オーストラリア・バレエ団が『ジュエルズ』を上演、カンパニーの「いま」を示した

ワールドレポート/オーストラリア

岸 夕夏 Text by Yuka Kishi

AUSTRALIAN BALLET:オーストラリア・バレエ団

"JEWELS" George Balanchine Choreography
『ジュエルズ』ジョージ・バランシン:振付

オーストラリア・バレエ団が最初にバランシン作品を上演したのは『シルヴィア・パ・ド・ドゥ』で、創立の翌年1963年だった。

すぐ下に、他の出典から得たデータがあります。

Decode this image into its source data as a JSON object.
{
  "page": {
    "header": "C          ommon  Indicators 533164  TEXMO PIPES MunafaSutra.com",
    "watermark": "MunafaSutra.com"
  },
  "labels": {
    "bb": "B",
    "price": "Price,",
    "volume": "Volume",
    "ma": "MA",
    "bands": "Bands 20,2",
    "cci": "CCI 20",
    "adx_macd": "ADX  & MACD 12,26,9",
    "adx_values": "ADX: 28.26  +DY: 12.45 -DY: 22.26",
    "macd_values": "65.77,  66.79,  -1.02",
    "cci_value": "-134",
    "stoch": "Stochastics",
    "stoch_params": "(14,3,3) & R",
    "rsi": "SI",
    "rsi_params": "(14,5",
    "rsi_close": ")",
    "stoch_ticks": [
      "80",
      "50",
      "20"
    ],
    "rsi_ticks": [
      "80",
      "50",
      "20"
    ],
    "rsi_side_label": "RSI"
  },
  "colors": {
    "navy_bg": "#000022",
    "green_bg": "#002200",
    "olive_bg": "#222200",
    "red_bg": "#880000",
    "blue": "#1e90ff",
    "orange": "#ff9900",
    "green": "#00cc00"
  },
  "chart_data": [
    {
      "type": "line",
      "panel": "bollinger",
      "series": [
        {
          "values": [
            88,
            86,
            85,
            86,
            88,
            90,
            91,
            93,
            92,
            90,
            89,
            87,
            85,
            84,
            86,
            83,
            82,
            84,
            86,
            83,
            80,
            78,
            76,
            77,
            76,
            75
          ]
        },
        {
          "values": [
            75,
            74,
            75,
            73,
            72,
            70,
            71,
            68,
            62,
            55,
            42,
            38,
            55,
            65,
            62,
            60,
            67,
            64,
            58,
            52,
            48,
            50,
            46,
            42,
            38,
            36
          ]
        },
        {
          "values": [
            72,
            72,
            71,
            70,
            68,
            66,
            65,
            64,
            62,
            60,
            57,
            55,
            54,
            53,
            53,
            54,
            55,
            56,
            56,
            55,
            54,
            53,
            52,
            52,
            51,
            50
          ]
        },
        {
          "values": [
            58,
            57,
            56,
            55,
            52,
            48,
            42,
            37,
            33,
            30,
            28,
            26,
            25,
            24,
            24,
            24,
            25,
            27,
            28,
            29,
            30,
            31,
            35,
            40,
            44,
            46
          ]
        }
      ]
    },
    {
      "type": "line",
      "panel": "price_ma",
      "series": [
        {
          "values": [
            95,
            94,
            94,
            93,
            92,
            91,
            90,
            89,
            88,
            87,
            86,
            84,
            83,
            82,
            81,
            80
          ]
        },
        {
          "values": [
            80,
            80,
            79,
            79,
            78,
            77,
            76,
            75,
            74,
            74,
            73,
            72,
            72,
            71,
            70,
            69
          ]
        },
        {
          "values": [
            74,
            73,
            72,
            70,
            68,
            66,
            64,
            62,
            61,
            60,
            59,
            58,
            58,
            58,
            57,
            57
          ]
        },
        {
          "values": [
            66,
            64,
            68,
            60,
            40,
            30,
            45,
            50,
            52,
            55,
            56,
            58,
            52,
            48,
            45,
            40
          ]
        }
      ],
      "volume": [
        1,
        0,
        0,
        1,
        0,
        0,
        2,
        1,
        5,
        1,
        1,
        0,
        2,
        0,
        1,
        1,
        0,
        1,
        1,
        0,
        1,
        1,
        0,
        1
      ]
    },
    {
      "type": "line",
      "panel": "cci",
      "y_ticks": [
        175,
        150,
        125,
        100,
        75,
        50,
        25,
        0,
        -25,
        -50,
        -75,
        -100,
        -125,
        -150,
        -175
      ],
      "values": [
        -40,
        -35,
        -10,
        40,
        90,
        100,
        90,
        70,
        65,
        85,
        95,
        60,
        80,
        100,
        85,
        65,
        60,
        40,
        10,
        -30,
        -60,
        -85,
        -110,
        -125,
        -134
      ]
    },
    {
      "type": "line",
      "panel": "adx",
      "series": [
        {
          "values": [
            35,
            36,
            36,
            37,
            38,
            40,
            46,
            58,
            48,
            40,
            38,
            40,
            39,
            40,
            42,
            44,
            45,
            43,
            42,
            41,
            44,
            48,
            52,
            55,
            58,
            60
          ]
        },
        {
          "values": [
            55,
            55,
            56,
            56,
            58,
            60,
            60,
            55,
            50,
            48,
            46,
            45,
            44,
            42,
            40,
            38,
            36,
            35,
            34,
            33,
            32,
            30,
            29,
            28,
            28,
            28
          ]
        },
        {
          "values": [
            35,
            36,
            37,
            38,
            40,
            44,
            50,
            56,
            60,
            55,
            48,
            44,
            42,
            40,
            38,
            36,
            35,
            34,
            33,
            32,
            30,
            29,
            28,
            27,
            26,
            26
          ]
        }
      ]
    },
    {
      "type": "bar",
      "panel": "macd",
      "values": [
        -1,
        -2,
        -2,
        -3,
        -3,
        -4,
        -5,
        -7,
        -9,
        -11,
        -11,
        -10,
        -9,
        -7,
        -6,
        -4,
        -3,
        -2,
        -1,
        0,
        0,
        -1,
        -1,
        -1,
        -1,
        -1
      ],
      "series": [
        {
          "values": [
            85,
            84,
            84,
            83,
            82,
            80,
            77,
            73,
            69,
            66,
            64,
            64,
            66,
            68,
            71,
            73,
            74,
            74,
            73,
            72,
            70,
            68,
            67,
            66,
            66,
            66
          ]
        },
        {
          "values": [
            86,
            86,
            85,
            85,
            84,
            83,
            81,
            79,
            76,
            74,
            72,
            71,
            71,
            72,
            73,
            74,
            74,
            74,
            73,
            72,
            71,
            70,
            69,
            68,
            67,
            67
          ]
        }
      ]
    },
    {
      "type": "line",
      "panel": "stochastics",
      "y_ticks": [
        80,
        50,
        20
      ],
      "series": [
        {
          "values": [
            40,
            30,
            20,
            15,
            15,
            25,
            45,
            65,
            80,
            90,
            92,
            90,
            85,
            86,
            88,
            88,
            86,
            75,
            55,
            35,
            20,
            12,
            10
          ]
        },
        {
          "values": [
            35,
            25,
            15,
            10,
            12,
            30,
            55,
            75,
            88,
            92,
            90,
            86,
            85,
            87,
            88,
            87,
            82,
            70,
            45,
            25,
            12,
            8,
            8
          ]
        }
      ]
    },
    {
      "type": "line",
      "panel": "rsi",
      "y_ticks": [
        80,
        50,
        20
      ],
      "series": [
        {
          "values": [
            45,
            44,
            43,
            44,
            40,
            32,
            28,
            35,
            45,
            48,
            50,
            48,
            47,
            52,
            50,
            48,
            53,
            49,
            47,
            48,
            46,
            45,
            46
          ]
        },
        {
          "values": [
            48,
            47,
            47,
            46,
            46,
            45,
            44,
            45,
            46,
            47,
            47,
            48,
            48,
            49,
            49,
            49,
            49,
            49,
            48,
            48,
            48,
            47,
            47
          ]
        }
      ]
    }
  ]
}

創立60周年を祝う今年、『セレナーデ』『シンフォニー・イン・C』『四つの気質』『チャイコフスキー・パ・ド・ドゥ』などに加えて、『ジュエルズ』が新たにレパートリー入りした。デヴィッド・ホールバーグ芸術監督は、『ジュエルズ』はカンパニーの「いま」を示すのに最もふさわしい作品という。
『ジュエルズ』シドニー公演は「ダブルビル アイデンティティ」公演と日替わりで上演され、5月4日から20日までに全12公演が開催された。メルボルンでは6月29日から7月8日まで全12回上演される。チケットが完売したシドニー公演の最終日を観た。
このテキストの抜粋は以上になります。